READIT: a novel technology used in the interrogation of nucleic acid sequences for single-nucleotide polymorphisms.

The ability to perform analyses for single-nucleotide polymorphisms (SNPs) has become routine in many molecular diagnostic laboratories. While various procedures and technologies are available to do so, we evaluated a novel technology for SNP analysis using the Factor V Leiden polymorphism as an example. The Factor V Leiden polymorphism G1691A is the most common genetic abnormality associated with hereditary thrombophilia. Current testing methods remain highly accurate yet their main disadvantage is gel-based detection. The READIT System (Promega Corp., Madison, WI) is a novel approach to SNP analysis that utilizes DNA polymerase-mediated pyrophosphorolysis to release dNTPs, which are converted to ATP and used in a luciferase detection reaction.
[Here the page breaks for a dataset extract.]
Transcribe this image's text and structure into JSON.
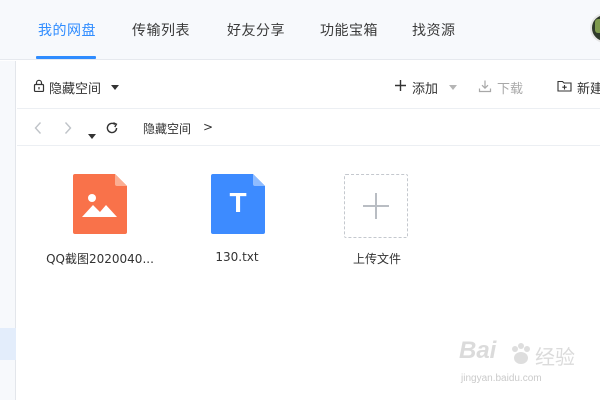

We screened 280 DNA specimens, previously analyzed using the PCR/MnlI restriction digest assay, to evaluate READIT System capabilities along with the KingFisher robotic magnetic particle processor (ThermoLabsystems). Concordant results were obtained for 278/280 (99%) specimens. One discordant result was due to an equivocal relative light unit while the other was indeterminate. Both specimens gave correct results upon repeat analysis. The READIT System offers several advantages including: (1) rapid SNP analysis, (2) accuracy and precision, (3) cost effectiveness, (4) decreased turn-around times, (5) high throughput, and (6) excellent analysis software.